Can IR cameras see through walls?

Here is a question recently asked me by a student.

"I recently purchased the FLIR SD camera and took your training course which had a lot of valuable information but I'm still unsure about a couple of things. Since these cameras are supposed to be so sophisticated, shouldn't you be able to see through the wall to the studs and would this be part of thermal tuning, and I know you talked a little bit about it, but how do you get the camera exactly tuned and focused for the best possible picture?"

These cameras are sophisticated but we are dealing with Infrared, not X-Ray. Your question deals with basic physics and has nothing to do with the cameras themselves. Walls are opaque to infrared imaging cameras. Now you may have seen some movies depicting looking through walls and seeing people inside a room with an infrared camera, this is Hollywood creative hogwash.

What we see with the infrared camera is the infrared heat radiation produced by the surface of the wall based on its temperature and emissivity. The reason we can see studs in the wall, under the right temperature conditions, is due to conductive heat transfer changing the surface temperature of the wall differently over the studs, vs the insulated cavities between studs. This requires a temperature difference on each side of the wall.

The better infrared cameras can detect and image this temperature variation with less of a temperature difference on each side of the wall because they have better thermal sensitivity. A less sensitive camera will require a larger temperature difference in order to get a clear picture. This is one of the areas thermal tuning comes into play, adjusting the temperature span and the temperature level of the picture to bring out the details as best as your camera allows. Most of the time, letting the camera do the work for you in automatic mode works pretty well. But when you have low temperature differences, or there is something very hot or cold in the image that is throwing the auto adjustment off, then you have to switch the camera to manual and thermal tune yourself.

Focusing is most easily performed by finding a sharp corner or line on the target and adjusting your lens until it is a sharp as can be. If you have a surface you are viewing that doesn't have any distinct features, then what I often do is warm up a pencil in my hands, place the point against the surface, and then focus on the pencil point so it is sharp.

How Hot is Too Hot?

Here a thermographer found a temperature of 134°C on a discharge resistor of a capacitor bank panel. The question is "Is this a problem or is it normal operating temperature?"

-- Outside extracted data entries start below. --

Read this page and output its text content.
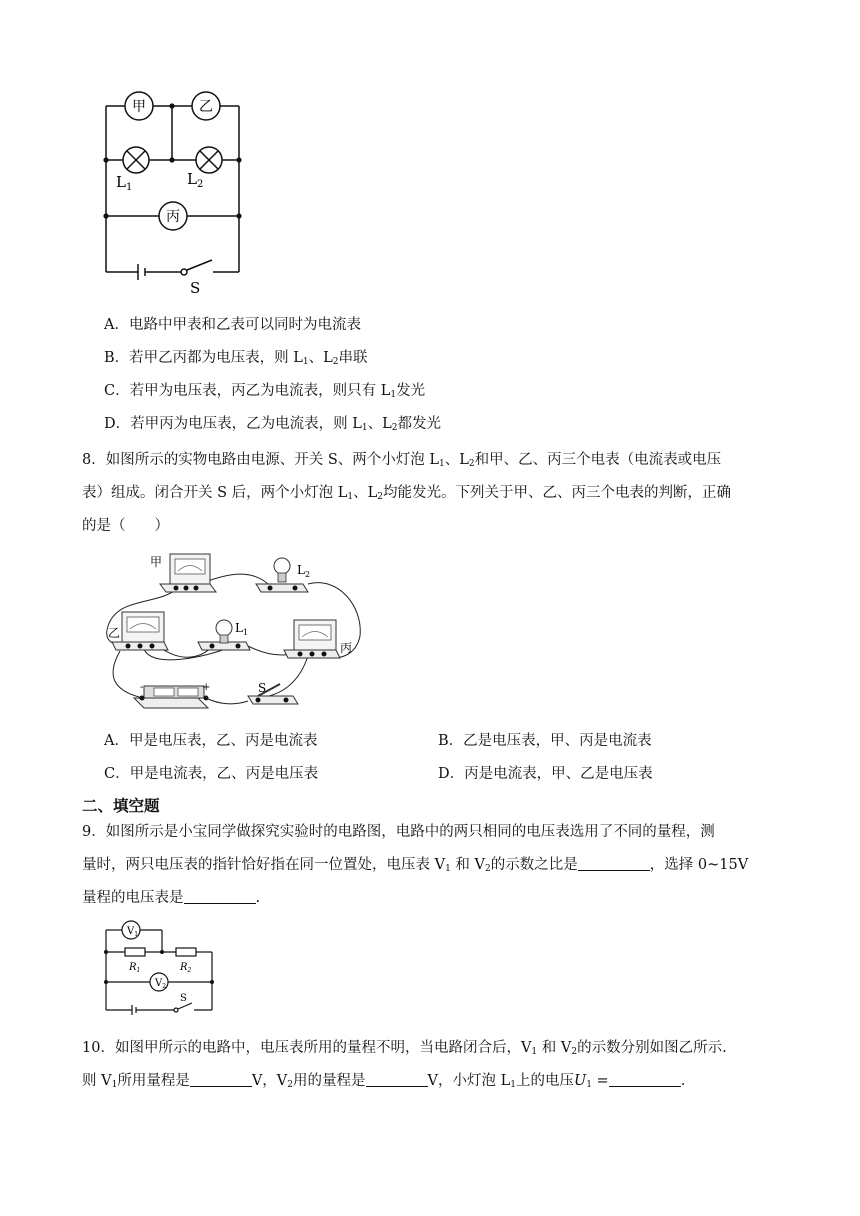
甲	乙
丙
$L_1$	$L_2$
S
A．电路中甲表和乙表可以同时为电流表
B．若甲乙丙都为电压表，则 $L_1$、$L_2$串联
C．若甲为电压表，丙乙为电流表，则只有 $L_1$发光
D．若甲丙为电压表，乙为电流表，则 $L_1$、$L_2$都发光
8．如图所示的实物电路由电源、开关 S、两个小灯泡 $L_1$、$L_2$和甲、乙、丙三个电表（电流表或电压
表）组成。闭合开关 S 后，两个小灯泡 $L_1$、$L_2$均能发光。下列关于甲、乙、丙三个电表的判断，正确
的是（　　）
甲
$L_2$
乙	$L_1$
丙
S
-	+
A．甲是电压表，乙、丙是电流表	B．乙是电压表，甲、丙是电流表
C．甲是电流表，乙、丙是电压表	D．丙是电流表，甲、乙是电压表
二、填空题
9．如图所示是小宝同学做探究实验时的电路图，电路中的两只相同的电压表选用了不同的量程，测
量时，两只电压表的指针恰好指在同一位置处，电压表 $V_1$ 和 $V_2$的示数之比是	，选择 0~15V
量程的电压表是	.
$V_1$
$V_2$
$R_1$	$R_2$
S
10．如图甲所示的电路中，电压表所用的量程不明，当电路闭合后，$V_1$ 和 $V_2$的示数分别如图乙所示.
则 $V_1$所用量程是	V，$V_2$用的量程是	V，小灯泡 $L_1$上的电压$U_1$ =	.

Discharge resistors are in the circuit when the capacitor is disconnected. It will be hot by dissipating the energy stored there. The temperature limit would be specific to the resistor specifications.

Wavelength Choice when working Outdoors

Here is a question we get from time to time at the Infrared Training Center.

"Am I correct in thinking that the solar reflections only become a problem when using shortwave IR equipment that detects the reflective IR spectrum below 3 micrometers? That is, would solar reflections be seen at all using equipment that, say, detects 5-20 micrometers?"

Unfortunately no. The sun is a powerful infrared radiator and emits energy in all IR wavebands. However, the relative amount the sun emits reduces as the wavelength increases, just as Planck's law says it should. So, as we move out to longer wavelengths the amount of energy that reflects from the sun compared to the energy emitted by our targets gets smaller. This means that IR cameras that view in the longer wavelengths would be "bothered" less by solar reflections or artifacts. So the LW (8-13 µm) IR cameras see the least amount of reflected solar energy. This makes surveys easier for the operator as the true "hot spots" are easier to find.